Child Sexual Exploitation

Child sexual exploitation refers to the sexual abuse of a person below the age of 18, as well as to the production of images of such abuse and the sharing of those images online.

Online child sexual exploitation is a constantly evolving phenomenon and is shaped by developments in technology. Mobile connectivity, growing internet coverage in developing countries and the development of pay-as-you-go streaming solutions, which provide a high degree of anonymity to the viewer, are furthering the trend in the commercial live-streaming of child sexual abuse.

As a form of cybercrime, child sexual exploitation is one of the nine EMPACT priorities, Europol’s priority crime areas, under the 2018-2021 EU Policy Cycle.

Europol has identified key threats in the area of child sexual exploitation:

  • Peer-to-peer (P2P) networks and anonymised access like Darknet networks (e.g.
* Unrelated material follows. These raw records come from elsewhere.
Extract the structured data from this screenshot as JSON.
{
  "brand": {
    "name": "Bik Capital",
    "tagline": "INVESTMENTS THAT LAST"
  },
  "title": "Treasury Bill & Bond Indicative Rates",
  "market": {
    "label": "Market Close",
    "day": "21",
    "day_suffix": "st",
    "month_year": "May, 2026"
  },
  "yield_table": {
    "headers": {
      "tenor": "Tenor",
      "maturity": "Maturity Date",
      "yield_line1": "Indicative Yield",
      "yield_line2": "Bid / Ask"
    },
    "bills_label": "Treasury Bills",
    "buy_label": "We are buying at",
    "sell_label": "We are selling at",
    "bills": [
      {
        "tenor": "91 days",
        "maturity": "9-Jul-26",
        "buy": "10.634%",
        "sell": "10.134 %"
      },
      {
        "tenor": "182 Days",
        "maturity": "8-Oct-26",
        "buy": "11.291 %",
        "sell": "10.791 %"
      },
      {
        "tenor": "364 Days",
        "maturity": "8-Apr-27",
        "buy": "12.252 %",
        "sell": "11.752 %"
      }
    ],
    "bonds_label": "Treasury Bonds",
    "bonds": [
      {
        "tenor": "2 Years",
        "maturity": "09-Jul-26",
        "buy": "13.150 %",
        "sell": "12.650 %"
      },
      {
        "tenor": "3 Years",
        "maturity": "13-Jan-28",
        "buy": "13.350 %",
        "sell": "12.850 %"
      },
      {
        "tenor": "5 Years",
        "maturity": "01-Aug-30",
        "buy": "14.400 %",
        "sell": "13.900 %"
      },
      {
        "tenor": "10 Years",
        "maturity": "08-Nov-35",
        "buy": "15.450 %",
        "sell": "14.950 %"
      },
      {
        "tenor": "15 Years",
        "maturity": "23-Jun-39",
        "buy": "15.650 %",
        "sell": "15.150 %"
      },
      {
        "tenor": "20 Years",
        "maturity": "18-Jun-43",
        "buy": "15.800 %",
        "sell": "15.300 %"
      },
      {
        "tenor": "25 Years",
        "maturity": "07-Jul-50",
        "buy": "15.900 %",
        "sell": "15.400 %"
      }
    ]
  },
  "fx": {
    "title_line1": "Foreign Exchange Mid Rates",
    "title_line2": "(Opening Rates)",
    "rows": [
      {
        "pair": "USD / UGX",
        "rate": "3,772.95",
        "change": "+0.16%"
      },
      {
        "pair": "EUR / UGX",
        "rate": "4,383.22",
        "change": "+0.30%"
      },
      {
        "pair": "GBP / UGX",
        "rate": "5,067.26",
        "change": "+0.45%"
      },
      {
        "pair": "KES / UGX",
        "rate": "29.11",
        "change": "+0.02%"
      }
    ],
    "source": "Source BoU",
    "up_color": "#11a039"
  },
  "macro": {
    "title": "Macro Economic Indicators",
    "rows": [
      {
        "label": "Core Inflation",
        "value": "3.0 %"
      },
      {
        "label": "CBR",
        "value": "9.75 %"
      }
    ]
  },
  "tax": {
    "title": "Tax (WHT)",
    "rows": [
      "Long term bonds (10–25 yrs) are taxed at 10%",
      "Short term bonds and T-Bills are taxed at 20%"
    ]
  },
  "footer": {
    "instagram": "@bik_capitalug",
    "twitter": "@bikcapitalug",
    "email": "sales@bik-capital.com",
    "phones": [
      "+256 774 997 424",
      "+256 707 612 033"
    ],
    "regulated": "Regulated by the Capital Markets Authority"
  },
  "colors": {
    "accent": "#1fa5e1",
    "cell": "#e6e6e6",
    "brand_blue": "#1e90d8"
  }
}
Tor). These computer environments remain the main platform to access child abuse material and the principal means for non-commercial distribution. These are invariably attractive for offenders and easy to use. The greater level of anonymity and the strong networking possibilities offered by hidden internet that exists beneath the “surface web” appear to make criminals more comfortable in offending and discussing their sexual interests.
  • Live-streaming of child sexual abuse. Facilitated by new technology, one trend concerns the profit-driven abuse of children overseas, live in front of a camera at the request of westerners.

To a lesser degree, there is also some evidence that forms of commercial child sexual exploitation such as on-demand live streaming of abuse is also contributing to the rise of the amount of CSEM online.
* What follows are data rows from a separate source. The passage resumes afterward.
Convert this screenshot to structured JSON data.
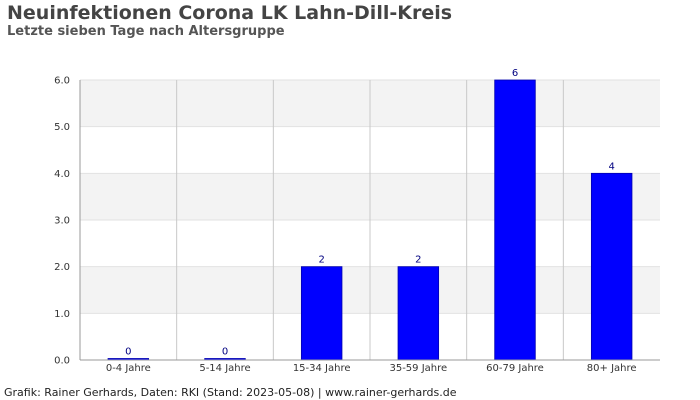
{
  "header": {
    "title": "Neuinfektionen Corona LK Lahn-Dill-Kreis",
    "subtitle": "Letzte sieben Tage nach Altersgruppe"
  },
  "footer": {
    "text": "Grafik: Rainer Gerhards, Daten: RKI (Stand: 2023-05-08) | www.rainer-gerhards.de"
  },
  "chart_data": {
    "type": "bar",
    "title": "Neuinfektionen Corona LK Lahn-Dill-Kreis",
    "subtitle": "Letzte sieben Tage nach Altersgruppe",
    "categories": [
      "0-4 Jahre",
      "5-14 Jahre",
      "15-34 Jahre",
      "35-59 Jahre",
      "60-79 Jahre",
      "80+ Jahre"
    ],
    "values": [
      0,
      0,
      2,
      2,
      6,
      4
    ],
    "data_labels": [
      "0",
      "0",
      "2",
      "2",
      "6",
      "4"
    ],
    "ylim": [
      0,
      6
    ],
    "yticks": [
      "0.0",
      "1.0",
      "2.0",
      "3.0",
      "4.0",
      "5.0",
      "6.0"
    ],
    "xlabel": "",
    "ylabel": "",
    "grid": true,
    "bar_color": "#0000ff",
    "band_color": "#f3f3f3",
    "label_color": "#000080"
  }
}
Live distant child abuse has the most obvious links with commercial distribution of CSEM. As new and/or unseen CSEM is valuable currency within the offending community, live distant abuse is therefore a way to not only acquire more CSEM, but to simultaneously generate material with a high ‘value’.
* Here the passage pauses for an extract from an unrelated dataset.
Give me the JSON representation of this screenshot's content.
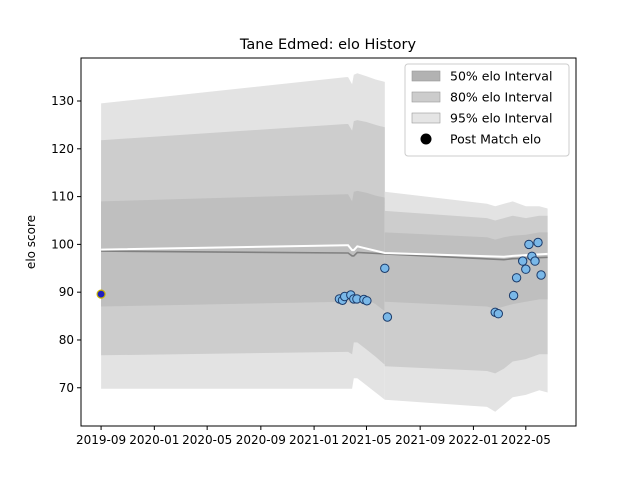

  • Online solicitation and sexual extortion. The growing number of children and teenagers who own smartphones has been accompanied by the production of self-generated indecent material. Such material, initially shared with innocent intent, often finds its way to “collectors”, who often proceed to exploit the victim, in particular by means of extortion.
  • Networking and forensic awareness of offenders. Offenders learn from the mistakes of those that have been apprehended by law enforcement.

Assistance and expertise

Europol’s European Cybercrime Centre (EC3) supports the competent authorities in Member States in preventing and detecting all forms of criminality associated with the sexual exploitation of children.

It provides assistance and expertise in combatting the distribution of child abuse material through all kinds of online environments, and tackles all forms of criminal online behaviour against children, such as grooming, self-generated indecent material, sexual extortion and live-streaming on the web.

Fighting the distribution of child abuse material includes preventing and intercepting it, and stopping it from being shared through peer-to-peer networks, as well as through commercial platforms. In this regard, EC3 is involved in the European Financial Coalition against Commercial Sexual Exploitation of Children Online (EFC), a network funded by the European Commission composed of law enforcement, NGOs and public and private sector stakeholders.

EC3 is also involved in the Virtual Global Taskforce (VGT), a collaborative partnership of law enforcement agencies, who have come together across the digital divide to combat online child sexual abuse worldwide. The Report Abuse button on the VGT website is an effective way to report suspicious online behaviour.

Cooperation at an international level has proven to be very effective in identifying victims of child sexual abuse and exploitation. In 2015 Europol hosted a Victim Identification Taskforce, which resulted in 240 new collections of material being uploaded to Interpol’s child sexual exploitation image database and the extension of the existing 100 collections.

In addition, Europol’s Project HAVEN (Halting Europeans Abusing Victims in Every Nation) supports EU Member States in detecting and intercepting child sexual offenders travelling abroad to abuse children.